Für erschöpfte Lastesel gibt es seit Kurzem sogar eine Pflegefarm

Nedal Sawalmeh führt Wanderer durch das besetzte Palästina, auf den Spuren von Josef und Maria. Nativity Trail nennt sich die Tour. Kürzlich war ein Dutzend italienischer Rentner hier, die zwar langsam gingen, wie Nadal lachend sagt, aber die 140 Kilometer Weg nach Bethlehem geschafft haben. Nur einmal musste er einen Wagen bestellen, für ein steiles Stück. Maria soll für solche Rampen einen Esel gehabt haben. Wobei man diesen Tieren heute auch nicht mehr alles zumuten darf, unlängst hat in der Nähe eine Pflegefarm für erschöpfte Paarhufer eröffnet.

"Wir Moslems glauben auch an Jesus", sagt Nedal, "wer nicht an Jesus glaubt, ist kein Moslem." Im Koran ist der christliche Heilsbringer einer von vielen Gesandten Gottes. Allerdings bestreitet der Islam, dass Jesus am Kreuz gestorben ist, das hätte Gott nie zugelassen. Stattdessen sei ein anderer getötet worden, der Jesus ähnlich sah.

In dieser Region geht es aber längst nicht nur um Religion. Nedal kämpft gegen die Ungerechtigkeit, wie er sagt, irgendwann möchte er zurück nach Jaffa bei Tel Aviv, dort wurden sein Vater und seine Mutter nach der Gründung Israels vertrieben. Er lächelt viel und möchte nicht bitter wirken.

"HSV", sagt Sulaiman Daraghmeh, er ist Schäfer von 200 Schafen. Stolz steht er auf einem Stein und blickt ins Tal, eine rote Kufiya auf dem Kopf, das Tuch der Palästinenser. Sogar hier kennt man den Hamburger Fußballklub. Der 39-Jährige lebt von dem Verkauf der Schafsmilch und der Jungtiere, so ernährt er seine 15-köpfige Familie. Ob er wisse, dass Christen auch Schafe unter ihren Tannenbaum stellen, um die Gastfreundschaft der Hirten zu preisen? "Wir Palästinenser wissen das und sind stolz auf dieses heilige Land. Und passen darauf auf, für den Islam und die Christen", sagt Sulaiman. Die Juden erwähnt er nicht.

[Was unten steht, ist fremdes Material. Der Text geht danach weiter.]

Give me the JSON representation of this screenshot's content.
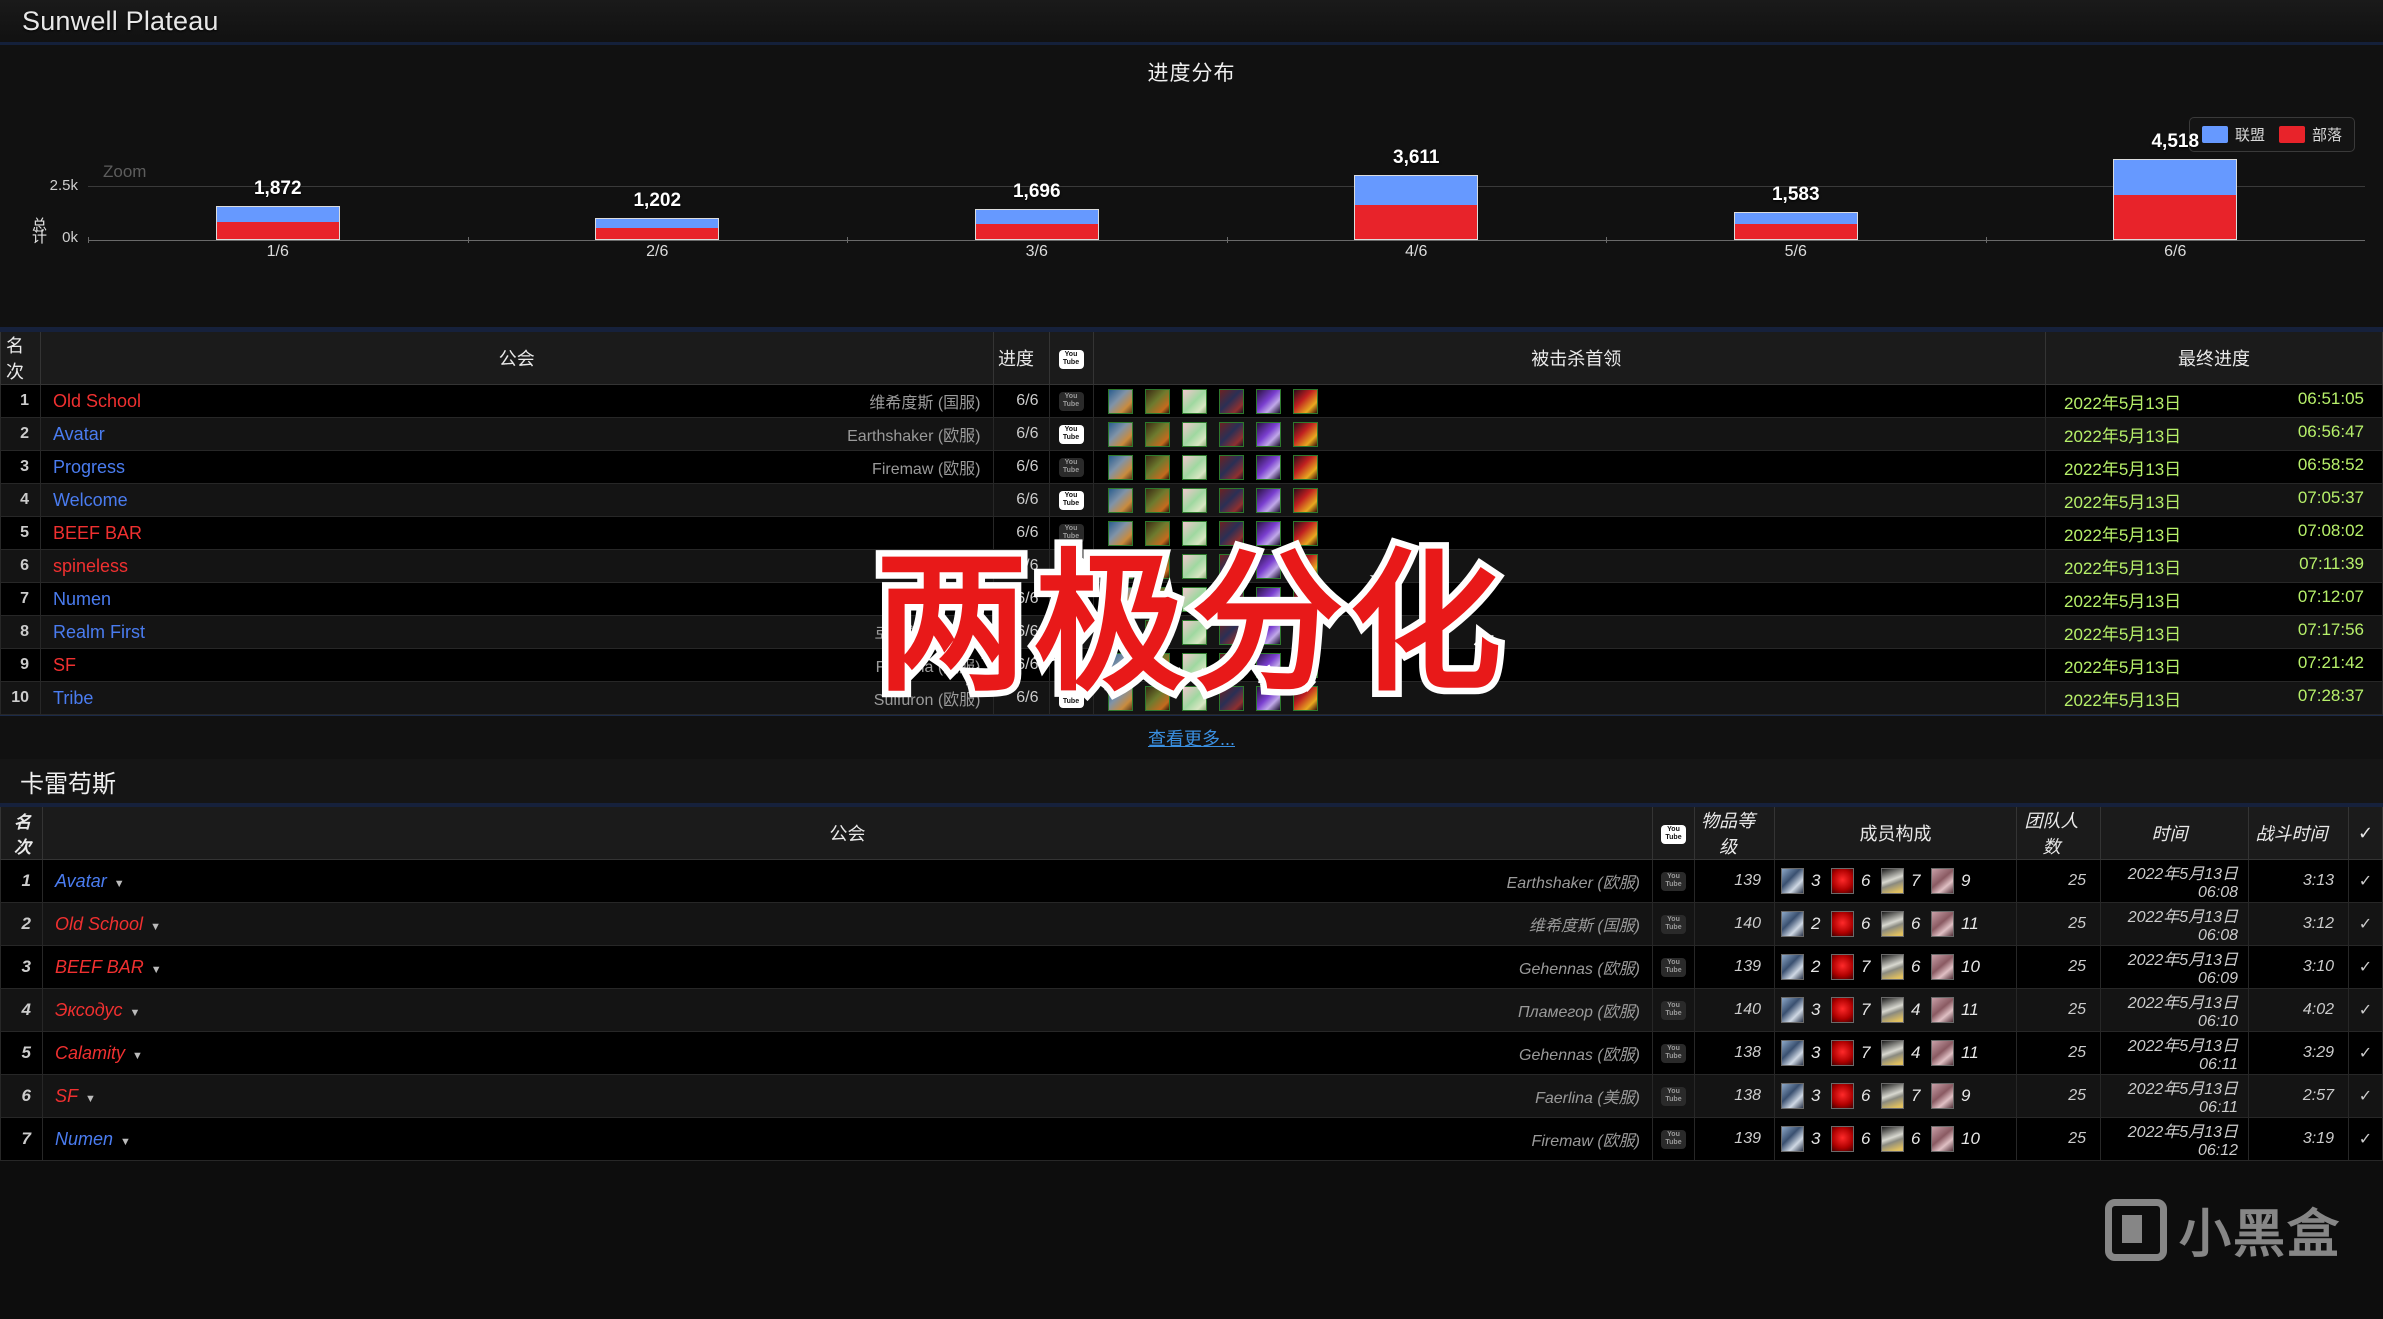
{
  "header": {
    "title": "Sunwell Plateau"
  },
  "chart_data": {
    "type": "bar",
    "title": "进度分布",
    "ylabel": "总计",
    "xlabel": "",
    "zoom_label": "Zoom",
    "categories": [
      "1/6",
      "2/6",
      "3/6",
      "4/6",
      "5/6",
      "6/6"
    ],
    "totals": [
      1872,
      1202,
      1696,
      3611,
      1583,
      4518
    ],
    "total_labels": [
      "1,872",
      "1,202",
      "1,696",
      "3,611",
      "1,583",
      "4,518"
    ],
    "series": [
      {
        "name": "联盟",
        "color": "#6699ff",
        "values": [
          860,
          560,
          790,
          1640,
          690,
          2040
        ]
      },
      {
        "name": "部落",
        "color": "#e8232a",
        "values": [
          1012,
          642,
          906,
          1971,
          893,
          2478
        ]
      }
    ],
    "ylim": [
      0,
      5000
    ],
    "ytick_labels": [
      "2.5k",
      "0k"
    ],
    "grid": true,
    "legend_position": "top-right",
    "stacked": true
  },
  "table1": {
    "headers": {
      "rank": "名次",
      "guild": "公会",
      "progress": "进度",
      "video": "youtube-icon",
      "bosses": "被击杀首领",
      "final": "最终进度"
    },
    "rows": [
      {
        "rank": "1",
        "guild": "Old School",
        "faction": "horde",
        "realm": "维希度斯 (国服)",
        "progress": "6/6",
        "video": true,
        "bosses": [
          1,
          1,
          1,
          1,
          1,
          1
        ],
        "date": "2022年5月13日",
        "time": "06:51:05"
      },
      {
        "rank": "2",
        "guild": "Avatar",
        "faction": "alliance",
        "realm": "Earthshaker (欧服)",
        "progress": "6/6",
        "video": true,
        "bosses": [
          1,
          1,
          1,
          1,
          1,
          1
        ],
        "date": "2022年5月13日",
        "time": "06:56:47"
      },
      {
        "rank": "3",
        "guild": "Progress",
        "faction": "alliance",
        "realm": "Firemaw (欧服)",
        "progress": "6/6",
        "video": true,
        "bosses": [
          1,
          1,
          1,
          1,
          1,
          1
        ],
        "date": "2022年5月13日",
        "time": "06:58:52"
      },
      {
        "rank": "4",
        "guild": "Welcome",
        "faction": "alliance",
        "realm": "",
        "progress": "6/6",
        "video": true,
        "bosses": [
          1,
          1,
          1,
          1,
          1,
          1
        ],
        "date": "2022年5月13日",
        "time": "07:05:37"
      },
      {
        "rank": "5",
        "guild": "BEEF BAR",
        "faction": "horde",
        "realm": "",
        "progress": "6/6",
        "video": true,
        "bosses": [
          1,
          1,
          1,
          1,
          1,
          1
        ],
        "date": "2022年5月13日",
        "time": "07:08:02"
      },
      {
        "rank": "6",
        "guild": "spineless",
        "faction": "horde",
        "realm": "",
        "progress": "6/6",
        "video": true,
        "bosses": [
          1,
          1,
          1,
          1,
          1,
          1
        ],
        "date": "2022年5月13日",
        "time": "07:11:39"
      },
      {
        "rank": "7",
        "guild": "Numen",
        "faction": "alliance",
        "realm": "",
        "progress": "6/6",
        "video": true,
        "bosses": [
          1,
          1,
          1,
          1,
          1,
          1
        ],
        "date": "2022年5月13日",
        "time": "07:12:07"
      },
      {
        "rank": "8",
        "guild": "Realm First",
        "faction": "alliance",
        "realm": "로크홀라 (韩服)",
        "progress": "6/6",
        "video": true,
        "bosses": [
          1,
          1,
          1,
          1,
          1,
          1
        ],
        "date": "2022年5月13日",
        "time": "07:17:56"
      },
      {
        "rank": "9",
        "guild": "SF",
        "faction": "horde",
        "realm": "Faerlina (美服)",
        "progress": "6/6",
        "video": true,
        "bosses": [
          1,
          1,
          1,
          1,
          1,
          1
        ],
        "date": "2022年5月13日",
        "time": "07:21:42"
      },
      {
        "rank": "10",
        "guild": "Tribe",
        "faction": "alliance",
        "realm": "Sulfuron (欧服)",
        "progress": "6/6",
        "video": true,
        "bosses": [
          1,
          1,
          1,
          1,
          1,
          1
        ],
        "date": "2022年5月13日",
        "time": "07:28:37"
      }
    ],
    "view_more": "查看更多..."
  },
  "section2": {
    "title": "卡雷苟斯"
  },
  "table2": {
    "headers": {
      "rank": "名次",
      "guild": "公会",
      "video": "youtube-icon",
      "ilvl": "物品等级",
      "comp": "成员构成",
      "size": "团队人数",
      "time": "时间",
      "duration": "战斗时间",
      "check": "✓"
    },
    "rows": [
      {
        "rank": "1",
        "guild": "Avatar",
        "faction": "alliance",
        "realm": "Earthshaker (欧服)",
        "ilvl": "139",
        "tank": "3",
        "heal": "6",
        "melee": "7",
        "ranged": "9",
        "size": "25",
        "time": "2022年5月13日 06:08",
        "duration": "3:13",
        "check": "✓"
      },
      {
        "rank": "2",
        "guild": "Old School",
        "faction": "horde",
        "realm": "维希度斯 (国服)",
        "ilvl": "140",
        "tank": "2",
        "heal": "6",
        "melee": "6",
        "ranged": "11",
        "size": "25",
        "time": "2022年5月13日 06:08",
        "duration": "3:12",
        "check": "✓"
      },
      {
        "rank": "3",
        "guild": "BEEF BAR",
        "faction": "horde",
        "realm": "Gehennas (欧服)",
        "ilvl": "139",
        "tank": "2",
        "heal": "7",
        "melee": "6",
        "ranged": "10",
        "size": "25",
        "time": "2022年5月13日 06:09",
        "duration": "3:10",
        "check": "✓"
      },
      {
        "rank": "4",
        "guild": "Эксодус",
        "faction": "horde",
        "realm": "Пламегор (欧服)",
        "ilvl": "140",
        "tank": "3",
        "heal": "7",
        "melee": "4",
        "ranged": "11",
        "size": "25",
        "time": "2022年5月13日 06:10",
        "duration": "4:02",
        "check": "✓"
      },
      {
        "rank": "5",
        "guild": "Calamity",
        "faction": "horde",
        "realm": "Gehennas (欧服)",
        "ilvl": "138",
        "tank": "3",
        "heal": "7",
        "melee": "4",
        "ranged": "11",
        "size": "25",
        "time": "2022年5月13日 06:11",
        "duration": "3:29",
        "check": "✓"
      },
      {
        "rank": "6",
        "guild": "SF",
        "faction": "horde",
        "realm": "Faerlina (美服)",
        "ilvl": "138",
        "tank": "3",
        "heal": "6",
        "melee": "7",
        "ranged": "9",
        "size": "25",
        "time": "2022年5月13日 06:11",
        "duration": "2:57",
        "check": "✓"
      },
      {
        "rank": "7",
        "guild": "Numen",
        "faction": "alliance",
        "realm": "Firemaw (欧服)",
        "ilvl": "139",
        "tank": "3",
        "heal": "6",
        "melee": "6",
        "ranged": "10",
        "size": "25",
        "time": "2022年5月13日 06:12",
        "duration": "3:19",
        "check": "✓"
      }
    ]
  },
  "overlay": {
    "big_text": "两极分化",
    "watermark": "小黑盒"
  }
}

Nablus begrüßt seine Besucher mit einem verrosteten Passagierflugzeug

Ein grünes Tal zwischen braunen Hügeln begrüßt Besucher in Faraa, Wasser aus einem Brunnen lässt Tomaten und Rosmarin wachsen. 6000 Palästinenser leben hier in einer dichten Siedlung aus Beton, seit 1948 als Flüchtlinge. Ein enger Gang führt zu Nedals Wohnung, er empfängt gern Gäste. Männer sitzen in einem Zimmer, ausgelegt mit Teppich und Kissen, Tücher halten die Sonnenstrahlen draußen. Besucherinnen gehen erst in die Küche zu seiner Ehefrau, dann ins Zimmer zu seinen fünf Töchtern. Weil Nedal westliche Gewohnheiten respektiert, dürfen die Gäste aber gemeinsam essen. Männer bekommen die Ehefrau und älteste Tochter jedoch nicht zu Gesicht.

Auf Nedals Laptop meldet sich der Singsang des Muezzin. Eine Gadget von Firefox, das Moslems zum Gebet aufruft und aktuelle Daten anzeigt für den Aufgang und Untergang der Sonne. Zeiten fürs Beten. Morgens um fünf geht es los.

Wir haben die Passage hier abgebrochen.